Berlin, den 31.08.2022
„Stolperworte“ im Schlaglicht des Ukraine-Krieges
Schon jetzt lässt die Aufmerksamkeit für den Krieg und seine Opfer in der Ukraine nach – nur sechs Monate nach der vollumfänglichen Invasion Russlands. Der mediale Fokus hat sich auf die Inflation oder steigende Gaspreise verschoben. Das wachsende Leid der ukrainischen Bevölkerung scheint die Erinnerung nicht lebendig halten zu können, es führt vielmehr zu einer Art Kriegsmüdigkeit.
Die Lesungsreihe Stolperworte wurde im vergangenen Jahr initiiert, um dem Vergessen etwas entgegenzusetzen. In Lesungen erschließen sich Autor:innen literarisch Stolpersteine in Berlin und suchen so ihren persönlichen Zugang zur NS-Vergangenheit und den Opfern unserer Zeit. „Das Erinnern soll ja immer weitergehen“, schrieb der Tagesspiegel zu Beginn des Projekts. So folgen ab September erneut acht Lesungen, in deren Fokus die Frage nach der Bedeutung der NS-Erinnerung heute steht – und danach, wie diese Erinnerung im Schlaglicht eines Krieges erscheint, der schon jetzt in die Vergessenheit abzurutschen droht.

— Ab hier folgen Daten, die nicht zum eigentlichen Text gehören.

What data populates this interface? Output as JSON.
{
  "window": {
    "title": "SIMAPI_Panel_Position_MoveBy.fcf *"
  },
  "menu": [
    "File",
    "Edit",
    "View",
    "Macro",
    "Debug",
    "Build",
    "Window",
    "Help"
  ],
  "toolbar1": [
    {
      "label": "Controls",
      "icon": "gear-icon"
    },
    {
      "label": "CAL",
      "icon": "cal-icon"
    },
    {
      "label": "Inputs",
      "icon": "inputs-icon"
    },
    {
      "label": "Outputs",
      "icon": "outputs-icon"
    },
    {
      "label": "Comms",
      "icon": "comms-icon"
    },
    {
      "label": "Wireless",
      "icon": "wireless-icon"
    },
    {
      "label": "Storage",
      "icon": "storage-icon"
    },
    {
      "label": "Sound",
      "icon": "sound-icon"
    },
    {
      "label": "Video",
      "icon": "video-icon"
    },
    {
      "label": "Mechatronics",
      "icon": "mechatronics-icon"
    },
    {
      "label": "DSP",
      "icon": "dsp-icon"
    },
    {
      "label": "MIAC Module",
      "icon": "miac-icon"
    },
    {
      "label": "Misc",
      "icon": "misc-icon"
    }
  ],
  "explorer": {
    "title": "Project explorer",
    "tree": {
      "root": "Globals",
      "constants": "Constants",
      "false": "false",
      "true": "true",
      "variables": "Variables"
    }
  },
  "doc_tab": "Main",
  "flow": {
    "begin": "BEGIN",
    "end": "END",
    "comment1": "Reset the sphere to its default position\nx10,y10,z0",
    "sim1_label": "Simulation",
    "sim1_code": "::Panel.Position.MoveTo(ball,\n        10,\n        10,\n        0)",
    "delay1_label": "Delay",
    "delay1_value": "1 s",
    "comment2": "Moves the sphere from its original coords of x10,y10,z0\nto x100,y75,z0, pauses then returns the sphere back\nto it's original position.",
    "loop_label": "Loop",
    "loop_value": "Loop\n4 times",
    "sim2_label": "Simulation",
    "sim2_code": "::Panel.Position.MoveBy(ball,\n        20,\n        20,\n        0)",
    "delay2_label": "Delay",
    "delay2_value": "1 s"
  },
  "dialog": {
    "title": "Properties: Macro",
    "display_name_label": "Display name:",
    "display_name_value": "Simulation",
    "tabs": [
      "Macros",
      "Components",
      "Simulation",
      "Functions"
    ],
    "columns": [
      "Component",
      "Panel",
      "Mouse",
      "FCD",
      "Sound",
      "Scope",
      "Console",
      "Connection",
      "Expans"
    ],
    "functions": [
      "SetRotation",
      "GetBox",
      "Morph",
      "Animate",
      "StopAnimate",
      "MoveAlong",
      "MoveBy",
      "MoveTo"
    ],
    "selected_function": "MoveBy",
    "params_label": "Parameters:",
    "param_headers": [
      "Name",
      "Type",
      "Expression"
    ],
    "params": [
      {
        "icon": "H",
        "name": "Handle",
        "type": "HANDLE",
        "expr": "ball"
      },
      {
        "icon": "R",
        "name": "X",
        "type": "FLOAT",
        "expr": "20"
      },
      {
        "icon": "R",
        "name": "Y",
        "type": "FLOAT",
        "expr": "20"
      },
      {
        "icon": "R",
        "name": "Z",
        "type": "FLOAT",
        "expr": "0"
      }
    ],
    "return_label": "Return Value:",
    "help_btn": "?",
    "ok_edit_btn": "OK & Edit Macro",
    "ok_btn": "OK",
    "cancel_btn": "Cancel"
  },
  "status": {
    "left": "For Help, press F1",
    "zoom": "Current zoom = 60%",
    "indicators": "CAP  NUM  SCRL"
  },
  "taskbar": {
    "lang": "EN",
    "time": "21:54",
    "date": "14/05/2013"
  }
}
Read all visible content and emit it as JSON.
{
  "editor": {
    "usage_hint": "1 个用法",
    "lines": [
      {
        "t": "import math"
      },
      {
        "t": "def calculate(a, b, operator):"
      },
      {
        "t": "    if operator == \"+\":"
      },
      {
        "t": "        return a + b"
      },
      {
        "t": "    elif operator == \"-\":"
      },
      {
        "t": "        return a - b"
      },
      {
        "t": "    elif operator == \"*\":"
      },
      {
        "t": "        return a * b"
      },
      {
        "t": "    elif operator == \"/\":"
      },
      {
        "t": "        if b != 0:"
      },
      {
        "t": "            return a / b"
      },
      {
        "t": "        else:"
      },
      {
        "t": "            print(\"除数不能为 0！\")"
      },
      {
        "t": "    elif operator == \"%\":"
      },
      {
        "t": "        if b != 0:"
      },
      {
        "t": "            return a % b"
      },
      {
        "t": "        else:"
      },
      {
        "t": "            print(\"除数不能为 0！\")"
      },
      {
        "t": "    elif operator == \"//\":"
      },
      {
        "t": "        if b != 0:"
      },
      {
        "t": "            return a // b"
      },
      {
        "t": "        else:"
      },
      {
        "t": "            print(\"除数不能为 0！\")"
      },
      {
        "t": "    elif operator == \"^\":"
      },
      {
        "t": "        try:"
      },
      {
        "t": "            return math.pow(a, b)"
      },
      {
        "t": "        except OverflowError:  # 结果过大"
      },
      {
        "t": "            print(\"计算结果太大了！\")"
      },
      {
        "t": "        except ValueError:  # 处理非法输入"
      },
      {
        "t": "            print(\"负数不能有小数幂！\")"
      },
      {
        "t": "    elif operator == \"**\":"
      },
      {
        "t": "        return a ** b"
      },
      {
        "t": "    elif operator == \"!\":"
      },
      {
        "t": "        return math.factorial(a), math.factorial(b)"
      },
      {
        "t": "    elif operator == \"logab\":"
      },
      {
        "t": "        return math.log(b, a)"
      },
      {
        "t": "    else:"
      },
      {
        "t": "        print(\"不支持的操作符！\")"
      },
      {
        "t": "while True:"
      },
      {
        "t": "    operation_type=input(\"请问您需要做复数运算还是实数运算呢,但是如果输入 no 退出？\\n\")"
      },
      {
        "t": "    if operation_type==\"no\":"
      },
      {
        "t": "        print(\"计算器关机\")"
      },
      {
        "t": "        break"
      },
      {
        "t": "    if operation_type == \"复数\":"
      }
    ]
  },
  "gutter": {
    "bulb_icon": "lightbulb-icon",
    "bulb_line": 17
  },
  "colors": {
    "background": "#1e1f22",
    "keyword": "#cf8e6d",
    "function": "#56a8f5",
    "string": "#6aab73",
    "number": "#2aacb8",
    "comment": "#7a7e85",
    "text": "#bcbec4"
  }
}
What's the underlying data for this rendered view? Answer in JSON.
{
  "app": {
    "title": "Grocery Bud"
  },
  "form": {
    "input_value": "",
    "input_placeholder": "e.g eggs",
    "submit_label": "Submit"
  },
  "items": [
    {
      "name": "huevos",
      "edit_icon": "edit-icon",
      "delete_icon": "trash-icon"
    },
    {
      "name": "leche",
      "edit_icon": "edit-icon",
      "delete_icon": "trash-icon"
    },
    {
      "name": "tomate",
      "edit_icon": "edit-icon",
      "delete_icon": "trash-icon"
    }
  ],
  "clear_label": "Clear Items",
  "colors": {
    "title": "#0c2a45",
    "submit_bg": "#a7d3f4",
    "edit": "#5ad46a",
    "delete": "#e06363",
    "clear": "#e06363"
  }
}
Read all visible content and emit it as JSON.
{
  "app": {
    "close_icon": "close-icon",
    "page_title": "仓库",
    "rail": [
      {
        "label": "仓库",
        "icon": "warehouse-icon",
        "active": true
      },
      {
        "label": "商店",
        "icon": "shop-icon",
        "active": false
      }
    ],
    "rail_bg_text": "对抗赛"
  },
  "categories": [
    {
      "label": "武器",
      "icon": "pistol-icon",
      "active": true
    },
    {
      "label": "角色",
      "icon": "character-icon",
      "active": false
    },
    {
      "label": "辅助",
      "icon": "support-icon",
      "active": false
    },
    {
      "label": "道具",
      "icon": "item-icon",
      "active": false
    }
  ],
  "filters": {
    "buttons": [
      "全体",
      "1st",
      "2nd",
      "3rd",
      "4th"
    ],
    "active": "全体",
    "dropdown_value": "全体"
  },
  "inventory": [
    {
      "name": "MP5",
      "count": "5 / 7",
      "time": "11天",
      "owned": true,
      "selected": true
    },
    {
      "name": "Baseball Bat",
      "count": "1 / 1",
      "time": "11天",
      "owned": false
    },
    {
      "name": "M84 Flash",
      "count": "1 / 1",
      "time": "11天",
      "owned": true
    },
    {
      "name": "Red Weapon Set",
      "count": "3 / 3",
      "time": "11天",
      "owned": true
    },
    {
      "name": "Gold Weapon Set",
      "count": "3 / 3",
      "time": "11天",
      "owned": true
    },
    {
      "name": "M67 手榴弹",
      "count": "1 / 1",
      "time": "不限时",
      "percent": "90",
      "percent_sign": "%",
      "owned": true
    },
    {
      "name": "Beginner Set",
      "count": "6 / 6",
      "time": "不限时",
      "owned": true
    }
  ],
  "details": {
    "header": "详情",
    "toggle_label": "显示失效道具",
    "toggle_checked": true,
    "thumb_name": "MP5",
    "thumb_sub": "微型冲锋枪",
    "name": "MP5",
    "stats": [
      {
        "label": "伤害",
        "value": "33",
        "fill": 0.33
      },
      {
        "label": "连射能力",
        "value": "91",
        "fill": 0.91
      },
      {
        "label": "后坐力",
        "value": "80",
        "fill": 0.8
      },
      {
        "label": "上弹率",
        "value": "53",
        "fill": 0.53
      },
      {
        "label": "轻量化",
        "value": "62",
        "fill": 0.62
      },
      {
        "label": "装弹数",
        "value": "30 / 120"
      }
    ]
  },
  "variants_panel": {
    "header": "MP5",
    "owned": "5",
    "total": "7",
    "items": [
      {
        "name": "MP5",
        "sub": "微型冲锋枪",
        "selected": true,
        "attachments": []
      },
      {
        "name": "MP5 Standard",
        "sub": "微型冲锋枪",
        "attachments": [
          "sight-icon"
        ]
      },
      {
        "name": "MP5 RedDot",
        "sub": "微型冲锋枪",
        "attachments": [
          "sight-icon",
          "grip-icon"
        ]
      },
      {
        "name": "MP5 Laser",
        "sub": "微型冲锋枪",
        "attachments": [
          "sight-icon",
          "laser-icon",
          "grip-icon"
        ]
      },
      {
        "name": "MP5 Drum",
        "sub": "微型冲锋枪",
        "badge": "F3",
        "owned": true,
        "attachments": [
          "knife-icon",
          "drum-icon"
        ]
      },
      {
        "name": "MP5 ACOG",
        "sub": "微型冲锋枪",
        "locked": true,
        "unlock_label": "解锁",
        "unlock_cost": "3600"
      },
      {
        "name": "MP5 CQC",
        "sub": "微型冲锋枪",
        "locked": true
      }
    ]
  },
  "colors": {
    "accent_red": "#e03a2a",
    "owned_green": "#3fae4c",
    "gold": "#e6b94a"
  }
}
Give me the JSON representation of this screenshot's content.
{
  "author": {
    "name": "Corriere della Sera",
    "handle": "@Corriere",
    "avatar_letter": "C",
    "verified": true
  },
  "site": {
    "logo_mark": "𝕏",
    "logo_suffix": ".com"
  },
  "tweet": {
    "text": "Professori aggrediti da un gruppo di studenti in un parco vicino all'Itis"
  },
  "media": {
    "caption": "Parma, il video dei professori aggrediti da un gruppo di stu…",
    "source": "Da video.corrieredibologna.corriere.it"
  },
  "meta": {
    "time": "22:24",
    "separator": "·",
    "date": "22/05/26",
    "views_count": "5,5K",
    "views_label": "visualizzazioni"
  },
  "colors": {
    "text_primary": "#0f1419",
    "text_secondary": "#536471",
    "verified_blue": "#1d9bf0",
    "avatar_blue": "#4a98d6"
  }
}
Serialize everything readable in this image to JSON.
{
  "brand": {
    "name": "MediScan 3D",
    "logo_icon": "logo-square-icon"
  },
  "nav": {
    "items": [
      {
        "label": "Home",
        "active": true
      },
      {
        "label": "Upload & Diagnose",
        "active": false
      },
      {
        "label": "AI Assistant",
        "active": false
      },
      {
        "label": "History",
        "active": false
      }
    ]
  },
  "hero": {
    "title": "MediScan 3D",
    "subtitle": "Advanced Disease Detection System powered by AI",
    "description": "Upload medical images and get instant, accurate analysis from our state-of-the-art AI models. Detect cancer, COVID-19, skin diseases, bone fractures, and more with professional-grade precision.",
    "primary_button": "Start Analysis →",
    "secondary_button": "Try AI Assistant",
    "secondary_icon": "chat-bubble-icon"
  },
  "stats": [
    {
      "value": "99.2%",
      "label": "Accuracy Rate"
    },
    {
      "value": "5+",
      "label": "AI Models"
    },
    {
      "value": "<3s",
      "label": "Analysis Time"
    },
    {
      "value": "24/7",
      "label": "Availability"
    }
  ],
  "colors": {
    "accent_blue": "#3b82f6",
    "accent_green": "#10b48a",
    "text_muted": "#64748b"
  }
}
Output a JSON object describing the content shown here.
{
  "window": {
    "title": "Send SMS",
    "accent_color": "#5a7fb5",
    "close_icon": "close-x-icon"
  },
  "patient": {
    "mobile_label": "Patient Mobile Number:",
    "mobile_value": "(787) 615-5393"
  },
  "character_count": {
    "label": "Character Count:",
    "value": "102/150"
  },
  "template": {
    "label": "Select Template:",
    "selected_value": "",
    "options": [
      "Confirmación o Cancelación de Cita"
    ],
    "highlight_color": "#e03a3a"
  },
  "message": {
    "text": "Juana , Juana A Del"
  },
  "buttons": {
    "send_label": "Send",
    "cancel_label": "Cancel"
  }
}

Lässt sich die Vergangenheit in die Gegenwart holen, indem man sie miteinander in Verbindung setzt? Wie beeinflusst der russische Angriffskrieg den Blick auf die NS-Verbrechen von damals? Verändert die Auseinandersetzung mit der NS-Vergangenheit die Perspektive auf die Verbrechen in der Ukraine? Und wie kann man sich den Gräueltaten in Gegenwart und Vergangenheit mit Sprache nähern?
Diesen Fragen widmen sich
Yevgeniy Breyger ist ein deutsch-ukrainischer Dichter und Gastprofessor für Literarisches Schreiben & Übersetzen an der Universität Hildesheim und an der Ruhr-Universität Bochum. Er gewann u.a. den Leonce-und-Lena-Preis der Stadt Darmstadt (2019) und den Münchner Lyrikpreis (2021). Am 05.09. um 19.00 Uhr wird Breyger ein Langpoem lesen, in dem seine und die Erfahrungen seiner Familie mit Russlands Krieg beschreibt und dabei in der Familienerinnerung bis nach Babyn Jar zurückgeht. Die Lesung findet in der Schwedter Straße 22 an den Stolpersteinen von Ignatz Jacob, Netty und Sigfried Isak statt.
Daryna Gladun ist eine ukrainische Schriftstellerin, Übersetzerin, Performance-Künstlerin und Forscherin aus Bucha. Derzeit ist sie wissenschaftliche Mitarbeiterin an der Universität Potsdam. Sie hat zwei Gedichtbände in ukrainischer Sprache verfasst und veröffentlicht. Am 08.09. um 19.00 Uhr wird sie aus ihrem dritten Band ‚Radio Wojna‘ lesen, der während des russischen Angriffskrieges entstanden ist. Gelesen wird in der Thomasiusstraße 14 (Moabit) u.a. am Stolperstein von Rosa Kaufman, die selbst aus Kolomyya in der Ukraine kam.
sowie Marianna Kijanowska (15.09.), Irina Bondas (tba), Dimitrij Kapitelmann (04.10.), Marina Frenk (tba) und Marko Martin (25.10.) in Lesungen und Gesprächen, die im Anschluss auch als kurze Filme online zu sehen sind.
Das Projekt Stolperworte wird gefördert von der Senatsverwaltung für Kultur und Europa.